26.4.10

SMS

Quarta-feira qualquer, 20h30, ela esplanava sobre verbos irregulares em iídiche para seus aluninhos quando o telefone vibra: uma mensagem. Que dizia exatamente assim: "Eh, eu sei bem como eh. Ate agora nao contei pra nenhum dos meus amigos q eu so tenho 3 meses de vida" (sic). Pânico no bairro Dehon. Inconformada com o teor misterioso e trágico da mensagem, e mais inconformada ainda por não conhecer o número do celular remetente, recorreu aos estudantes aplicados para solucionar aquele mistério. "Alguém se enganou e digitou o número errado", foi o veredito. Ok.
Horas depois, já bem instalada em seu flat à beira-rio, recebe outra mensagem. "Isso porque a carine nem sonha q o reinaldo eh o pai do meu filho, ne? (sic)". Do mesmo número misterioso. "Jesus, me chicoteia", pensou nossa heroína predileta.
Depois de detonar um maço e meio de Lucky, a morenaça resolveu deixar para solucionar o mistério no outro dia.
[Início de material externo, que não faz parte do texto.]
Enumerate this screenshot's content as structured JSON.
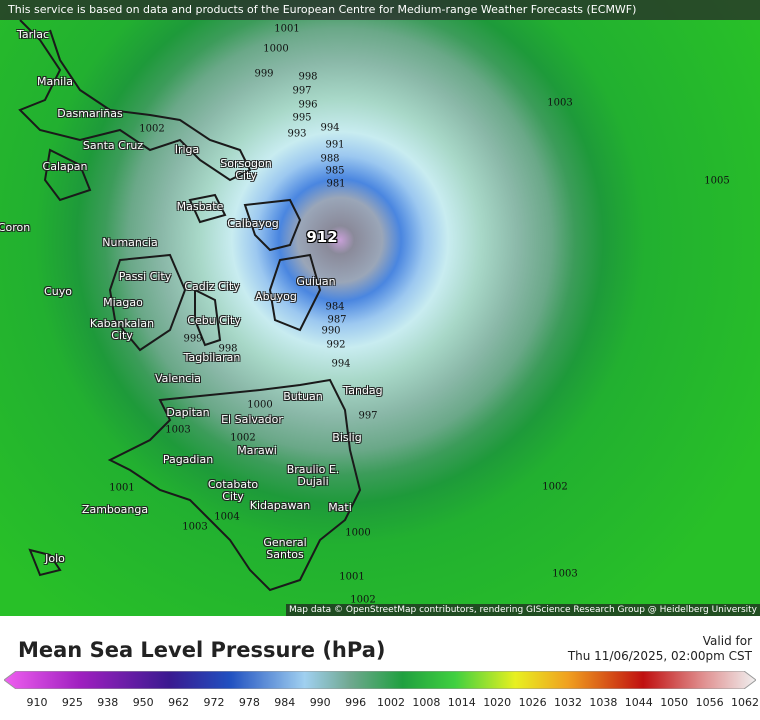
{
  "banner": "This service is based on data and products of the European Centre for Medium-range Weather Forecasts (ECMWF)",
  "places": [
    "Tarlac",
    "Manila",
    "Dasmariñas",
    "Santa Cruz",
    "Calapan",
    "Iriga",
    "Sorsogon City",
    "Masbate",
    "Calbayog",
    "Coron",
    "Numancia",
    "Passi City",
    "Cuyo",
    "Cadiz City",
    "Abuyog",
    "Guiuan",
    "Miagao",
    "Kabankalan City",
    "Cebu City",
    "Tagbilaran",
    "Valencia",
    "Butuan",
    "Tandag",
    "Dapitan",
    "El Salvador",
    "Bislig",
    "Marawi",
    "Pagadian",
    "Braulio E. Dujali",
    "Cotabato City",
    "Zamboanga",
    "Kidapawan",
    "Mati",
    "General Santos",
    "Jolo"
  ],
  "isobars": [
    "1001",
    "1000",
    "999",
    "998",
    "997",
    "996",
    "995",
    "994",
    "993",
    "991",
    "988",
    "985",
    "981",
    "984",
    "987",
    "990",
    "992",
    "994",
    "1003",
    "1005",
    "1002",
    "1000",
    "997",
    "1002",
    "1003",
    "1001",
    "1002",
    "1000",
    "1003",
    "1004",
    "1003",
    "999",
    "998",
    "1002",
    "1001"
  ],
  "center": "912",
  "attribution": "Map data © OpenStreetMap contributors, rendering GIScience Research Group @ Heidelberg University",
  "legend": {
    "title": "Mean Sea Level Pressure (hPa)",
    "valid_label": "Valid for",
    "valid_time": "Thu 11/06/2025, 02:00pm CST",
    "scale": [
      910,
      925,
      938,
      950,
      962,
      972,
      978,
      984,
      990,
      996,
      1002,
      1008,
      1014,
      1020,
      1026,
      1032,
      1038,
      1044,
      1050,
      1056,
      1062
    ]
  }
}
Havia coisas mais interessantes para se fazer, como ouvir a potranca da vizinha e seu vigoroso amante contorcerem-se em alto e bom som sob os lençóis.
Mas o que veio, dias depois, deixou Charlotte C. a beira de um ataque de nervos. Confortavelmente sentada no bar de sua predileção, na companhia de um casal amigo, foi contemplada com o seguinte torpedo: “To passando ai daqui apouco. Dou um toque e tu desce” (sic). Aí a situação ficou feia. Ao invés de buscar consolo junto aos amigos, compartilhar suas dores e angústias, a paulistana preferiu calar-se, fingir que não era nada e bóra tocar Skol gelada garganta abaixo. Mas a pulga já estava devidamente encravada em sua nuquinha aveludada.
Despediu-se dos amigos e rumou levemente cambaleante para casa. “Agora vou descobrir quem é o fdp que está me sacaneando”, jurava. Ligou. Foi atendida por uma mulher de voz tão misteriosa quanto o teor das mensagens, totalmente não-identificável. Desligou. Ligou de novo, mais uma vez, a mulher desconhecida. O joguinho durou algum tempo, até ser interrompido pela voz de um homem: “Pô, Charlotte, ainda não descobriu quem é?”, como quem dizia: “Puuutz, é tão óbvio!”. Não, a cheerleader da perspicácia e da desconfiança não conseguiu matar a charada.
Mais um par de dias e ela resolve tentar novamente. Acompanhada da inseparável S., incumbiu a amiga de ciceronear a ligação. “Oi, gostaria de falar com Maria Joaquina”, solicitou S., aterrorizada com a portentosa voz da terrorista virtual. Momentos depois, e mais por desistência dos trotistas, o jogo foi revelado.
Ela tem uma relação complicada com a telefonia celular. Proprietária de dois telefones (cujos números só são obtidos ao custo de muita bajulação), invariavelmente desativa ambos para poder viver sua vidinha na mais absoluta paz, sem chateação de chefe, sem o assédio dos inúmeros pretês, sem a inconveniência dos milhares de amigos que desejam arrancá-la de casa a todo custo. Foi por isso que considerei a morenaça mais polêmica da Acácio Moreira como a vítima perfeita para meu golpe. Meu novo número de celular veio a calhar. Nunca imaginei ser dona de uma voz misteriosa.